Télépathie, empathie ?
Durant son sommeil, l’adolescente et le petit garçon ne font plus qu’un. Le « je » se transforme progressivement en « nous » sans « s » au participe passé. Télépathie, empathie ? Julie essaye de comprendre ce qui lui arrive avec l’intime conviction qu’elle doit aider l’enfant à survivre. Une conviction qui va prendre sens lorsqu’elle apprend que ce petit garçon a un nom et un prénom sur l’île de Hokkaido au Japon. C’est donc elle son ange gardien ? En toile de fond, les sentiments d’abandon, de perte, de culpabilité et cette question lancinante : comment des parents peuvent-ils abandonner leur enfant au milieu d’une forêt pour le punir ?

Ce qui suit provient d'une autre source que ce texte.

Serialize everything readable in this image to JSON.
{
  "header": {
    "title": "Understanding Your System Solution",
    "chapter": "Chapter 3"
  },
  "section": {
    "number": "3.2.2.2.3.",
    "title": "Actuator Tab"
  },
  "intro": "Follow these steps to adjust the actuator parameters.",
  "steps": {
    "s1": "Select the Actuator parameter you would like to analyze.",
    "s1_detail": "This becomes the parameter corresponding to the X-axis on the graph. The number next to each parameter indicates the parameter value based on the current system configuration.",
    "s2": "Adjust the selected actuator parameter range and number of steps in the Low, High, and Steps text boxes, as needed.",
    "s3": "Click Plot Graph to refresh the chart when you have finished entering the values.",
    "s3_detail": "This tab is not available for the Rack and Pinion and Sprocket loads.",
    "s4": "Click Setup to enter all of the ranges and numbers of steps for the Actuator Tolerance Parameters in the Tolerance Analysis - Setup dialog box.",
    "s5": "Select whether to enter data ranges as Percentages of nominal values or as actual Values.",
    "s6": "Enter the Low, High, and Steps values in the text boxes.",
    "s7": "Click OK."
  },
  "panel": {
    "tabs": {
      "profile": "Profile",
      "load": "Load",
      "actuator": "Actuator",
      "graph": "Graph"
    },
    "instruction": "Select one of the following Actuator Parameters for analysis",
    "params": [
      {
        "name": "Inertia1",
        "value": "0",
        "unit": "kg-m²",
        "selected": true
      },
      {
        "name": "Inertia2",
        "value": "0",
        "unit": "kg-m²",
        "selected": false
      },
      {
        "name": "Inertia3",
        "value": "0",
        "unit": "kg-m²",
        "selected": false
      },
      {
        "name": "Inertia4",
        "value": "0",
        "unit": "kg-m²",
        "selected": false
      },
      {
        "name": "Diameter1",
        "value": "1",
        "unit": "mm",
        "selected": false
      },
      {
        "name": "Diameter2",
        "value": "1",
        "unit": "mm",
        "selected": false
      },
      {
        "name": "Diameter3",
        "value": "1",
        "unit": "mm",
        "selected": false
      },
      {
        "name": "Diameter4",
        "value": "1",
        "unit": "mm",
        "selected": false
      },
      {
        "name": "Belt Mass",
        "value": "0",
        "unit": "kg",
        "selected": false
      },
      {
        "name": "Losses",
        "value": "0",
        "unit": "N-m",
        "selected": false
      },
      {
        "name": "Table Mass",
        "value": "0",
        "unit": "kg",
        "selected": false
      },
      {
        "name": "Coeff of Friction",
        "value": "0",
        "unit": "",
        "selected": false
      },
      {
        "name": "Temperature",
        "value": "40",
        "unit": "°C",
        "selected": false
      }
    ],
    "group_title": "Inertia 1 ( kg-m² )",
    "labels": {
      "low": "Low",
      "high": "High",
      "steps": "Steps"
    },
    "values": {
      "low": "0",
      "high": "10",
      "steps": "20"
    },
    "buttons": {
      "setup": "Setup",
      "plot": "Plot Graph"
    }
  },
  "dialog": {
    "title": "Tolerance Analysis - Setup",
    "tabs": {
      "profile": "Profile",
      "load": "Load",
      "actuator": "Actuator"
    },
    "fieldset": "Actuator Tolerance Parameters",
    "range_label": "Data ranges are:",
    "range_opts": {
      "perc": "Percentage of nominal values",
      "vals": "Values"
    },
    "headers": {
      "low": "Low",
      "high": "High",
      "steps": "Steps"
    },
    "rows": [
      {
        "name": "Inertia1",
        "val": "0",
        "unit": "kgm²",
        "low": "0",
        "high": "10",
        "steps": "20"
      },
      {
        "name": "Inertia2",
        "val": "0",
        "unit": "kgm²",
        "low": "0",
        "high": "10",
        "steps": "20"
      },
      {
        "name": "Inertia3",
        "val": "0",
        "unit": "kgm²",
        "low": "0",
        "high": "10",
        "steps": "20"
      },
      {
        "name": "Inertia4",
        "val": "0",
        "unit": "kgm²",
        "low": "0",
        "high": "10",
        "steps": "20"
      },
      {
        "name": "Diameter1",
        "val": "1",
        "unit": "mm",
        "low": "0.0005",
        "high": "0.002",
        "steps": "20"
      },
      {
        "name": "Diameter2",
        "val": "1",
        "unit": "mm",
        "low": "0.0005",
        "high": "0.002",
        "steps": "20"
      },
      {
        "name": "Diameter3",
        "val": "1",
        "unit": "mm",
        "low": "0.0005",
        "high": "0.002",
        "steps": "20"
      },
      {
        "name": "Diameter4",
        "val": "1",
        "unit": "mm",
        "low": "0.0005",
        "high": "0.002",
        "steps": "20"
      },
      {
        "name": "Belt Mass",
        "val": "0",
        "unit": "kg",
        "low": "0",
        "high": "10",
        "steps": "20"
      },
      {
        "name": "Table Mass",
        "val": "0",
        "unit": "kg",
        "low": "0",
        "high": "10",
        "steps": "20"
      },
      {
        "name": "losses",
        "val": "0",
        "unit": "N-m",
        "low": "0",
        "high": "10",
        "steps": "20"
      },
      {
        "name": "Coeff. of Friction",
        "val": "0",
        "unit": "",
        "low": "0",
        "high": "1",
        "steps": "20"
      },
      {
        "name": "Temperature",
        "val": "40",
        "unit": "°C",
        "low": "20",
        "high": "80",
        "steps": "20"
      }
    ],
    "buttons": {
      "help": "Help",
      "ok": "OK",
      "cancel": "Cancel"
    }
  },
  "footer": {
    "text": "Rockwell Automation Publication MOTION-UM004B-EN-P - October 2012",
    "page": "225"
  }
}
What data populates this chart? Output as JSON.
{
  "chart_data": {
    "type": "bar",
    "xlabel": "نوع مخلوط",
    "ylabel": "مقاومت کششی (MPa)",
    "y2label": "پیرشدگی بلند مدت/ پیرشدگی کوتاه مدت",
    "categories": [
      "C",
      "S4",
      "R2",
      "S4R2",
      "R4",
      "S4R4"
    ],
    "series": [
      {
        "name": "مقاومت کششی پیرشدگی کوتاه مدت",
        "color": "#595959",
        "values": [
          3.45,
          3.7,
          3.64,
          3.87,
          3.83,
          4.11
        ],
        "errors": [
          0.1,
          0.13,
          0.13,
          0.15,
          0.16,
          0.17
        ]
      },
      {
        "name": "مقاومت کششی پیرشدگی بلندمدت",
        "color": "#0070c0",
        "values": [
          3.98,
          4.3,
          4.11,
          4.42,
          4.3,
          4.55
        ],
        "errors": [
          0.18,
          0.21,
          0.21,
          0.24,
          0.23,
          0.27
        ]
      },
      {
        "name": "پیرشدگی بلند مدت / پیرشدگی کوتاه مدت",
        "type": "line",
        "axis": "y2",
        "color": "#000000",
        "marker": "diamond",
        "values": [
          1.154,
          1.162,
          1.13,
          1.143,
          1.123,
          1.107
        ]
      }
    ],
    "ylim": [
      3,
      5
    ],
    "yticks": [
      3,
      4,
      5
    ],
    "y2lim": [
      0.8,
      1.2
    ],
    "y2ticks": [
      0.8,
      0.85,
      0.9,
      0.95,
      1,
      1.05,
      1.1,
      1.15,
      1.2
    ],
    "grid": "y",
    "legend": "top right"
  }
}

Éric Pessan embarque sans mal le lecteur dans la forêt de Hokkaido grâce un style, un rythme et une musique singulière qui l’invitent lui aussi à l’empathie. La douleur psychique est insoutenable, la dégradation physique est palpable et les périodes de veille deviennent des respirations vitales. Paradoxalement, l’angoisse se mêle avec l’envie irrésistible de retourner avec Julie en apnée nocturne pour sauver ce petit garçon.
Cette mission onirique, colorée d’une humanité exemplaire, fait écho subtilement au combat du père de Julie, qui renvoie à une réalité contemporaine et d’actualité : accueillir humainement les réfugiés malgré l’administration inhumaine. Trois jeunes hommes qui ont fui la dictature en Érythrée dorment en France dans le salon de Julie, dont Ghirmay, 17 ans, qui sait, comme l’adolescente, percevoir les émotions des gens. Il jouera un rôle clef dans le rêve de Julie au Japon… Qu’importe les frontières lorsqu’il est question d’humanité.